Ustwo is unusually open with these kinds of figures, regularly releasing infographics that detail how its games performed. (That includes the games that don’t do as well as expected.) For Monument Valley 2, there are a number of interesting details to pull out. The game was more successful over those 12 months for a few reasons. First, there was the surprise launch onstage at Apple’s WWDC, which led to a big debut. Monument Valley 2 pulled in $728,000 on its launch day alone. It also had a global launch, which — most importantly — meant being available in China from the outset. China accounted for 62 percent of all Monument Valley 2 sales compared to 16 percent for the US, the next biggest market. The game also had the advantage of being a sequel, so millions of players already knew what to expect when it came out.
That success came at a cost, however. Monument Valley 2 was much more expensive than its predecessor to produce, with an estimated budget of $2.2 million. Part of that came down to the team size doubling from eight to 16, as well as increased marketing costs of more than $500,000. It’s also expensive to make a game in London, and those costs keep going up.
But much of the added cost was also due to the game itself. Monument Valley 2 was larger than the first game, with 14 chapters to play through compared to the original’s 10, and the team spent more time on visual polish. “We were obsessed with making the visual quality better than the first game, which means that we spent a lot more on design. We threw a lot more levels away that we weren’t happy with. We were definitely a lot more picky with the second game,” says Gray. “If we’re going to make successful premium games, they need to look and feel undeniably premium.”
While it has got off to a better start than the original, it might be hard to keep up that momentum. The first Monument Valley was actually more lucrative in its second year than its first, thanks to a confluence of factors, including a free promotion from Apple, a belated launch in China, and an unexpected feature on Netflix’s House of Cards. Those aren’t exactly things you can plan for with a sequel.
With Monument Valley 2, Ustwo tried to be a bit more methodical in its approach. It kept the game a secret until launch and partnered with Tencent early on to ensure a smooth Chinese debut. “You don’t just want to rely on word of mouth,” says Gray. “It’s great, Monument Valley 1 was a success because of word of mouth. But you would like to think that you have a bit more control over it, you can amplify it.”
Video game companies are typically very guarded about sales numbers, unless they’re boasting about new milestones. But for Ustwo these infographics have become something of an annual tradition. “It’s harder and harder to make successful, premium, paid mobile games,” says Gray. “So I would rather help people out.” He says that the community of premium mobile game developers is very communicative, sharing details like release dates ahead of time to avoid clashing with each other. “It’s kind of like this secret society of people trying to help each other out,” he says.

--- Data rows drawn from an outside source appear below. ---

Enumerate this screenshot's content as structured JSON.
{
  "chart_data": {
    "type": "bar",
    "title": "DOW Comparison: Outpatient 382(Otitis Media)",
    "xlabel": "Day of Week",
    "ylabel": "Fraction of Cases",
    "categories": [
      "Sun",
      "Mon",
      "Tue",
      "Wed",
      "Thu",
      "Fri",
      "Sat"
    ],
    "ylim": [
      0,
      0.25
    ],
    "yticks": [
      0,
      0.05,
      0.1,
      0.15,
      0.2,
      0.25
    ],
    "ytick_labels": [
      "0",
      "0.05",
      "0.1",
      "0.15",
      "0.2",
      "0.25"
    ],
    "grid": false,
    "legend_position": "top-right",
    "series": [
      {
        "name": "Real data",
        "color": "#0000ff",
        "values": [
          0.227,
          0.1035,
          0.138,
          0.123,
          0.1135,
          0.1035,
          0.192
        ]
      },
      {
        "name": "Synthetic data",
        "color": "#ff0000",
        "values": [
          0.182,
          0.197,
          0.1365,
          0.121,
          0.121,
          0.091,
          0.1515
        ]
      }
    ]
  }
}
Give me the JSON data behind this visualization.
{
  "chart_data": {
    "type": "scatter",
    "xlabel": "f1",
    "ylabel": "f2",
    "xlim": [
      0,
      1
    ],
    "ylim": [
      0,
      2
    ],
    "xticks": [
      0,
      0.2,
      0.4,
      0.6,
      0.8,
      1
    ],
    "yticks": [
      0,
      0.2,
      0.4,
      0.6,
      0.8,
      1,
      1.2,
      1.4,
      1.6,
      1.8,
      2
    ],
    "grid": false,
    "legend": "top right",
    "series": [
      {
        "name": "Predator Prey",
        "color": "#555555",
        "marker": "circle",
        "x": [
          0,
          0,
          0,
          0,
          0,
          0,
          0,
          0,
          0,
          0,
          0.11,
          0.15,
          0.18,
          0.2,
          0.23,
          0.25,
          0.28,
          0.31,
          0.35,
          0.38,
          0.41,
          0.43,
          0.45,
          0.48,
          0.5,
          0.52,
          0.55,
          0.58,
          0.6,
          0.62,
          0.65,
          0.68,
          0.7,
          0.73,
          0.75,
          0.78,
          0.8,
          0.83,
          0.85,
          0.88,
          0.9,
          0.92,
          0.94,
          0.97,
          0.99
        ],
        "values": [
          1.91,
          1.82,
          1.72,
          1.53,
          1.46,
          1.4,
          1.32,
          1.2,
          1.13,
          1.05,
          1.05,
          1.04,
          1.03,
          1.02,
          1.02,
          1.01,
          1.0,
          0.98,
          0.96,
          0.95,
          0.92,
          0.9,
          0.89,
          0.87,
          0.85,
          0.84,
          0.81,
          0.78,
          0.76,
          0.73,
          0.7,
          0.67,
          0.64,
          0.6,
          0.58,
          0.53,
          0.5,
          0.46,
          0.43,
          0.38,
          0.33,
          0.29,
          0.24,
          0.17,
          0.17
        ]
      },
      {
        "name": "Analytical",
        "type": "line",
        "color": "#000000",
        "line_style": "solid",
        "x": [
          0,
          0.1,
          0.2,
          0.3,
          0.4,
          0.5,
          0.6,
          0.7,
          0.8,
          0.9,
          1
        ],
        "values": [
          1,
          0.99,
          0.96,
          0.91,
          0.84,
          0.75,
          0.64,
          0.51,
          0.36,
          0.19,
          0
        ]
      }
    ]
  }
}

For Ustwo, the success of the Monument Valley series means a new degree of freedom. Creating a sequel to a beloved mobile game may have seemed like something of a sure thing, but whatever the studio does next likely won’t be such a safe bet.
“This is the time to take risks,” says Gray. “We’re fortunate. The game has done well. I’d like to use those finances to do some really risky projects that no one is taking risks on. Maybe talk about topics I don’t feel the games industry is talking about, try delivery methods that I don’t think are being done right now. These are the times we should be taking risks.”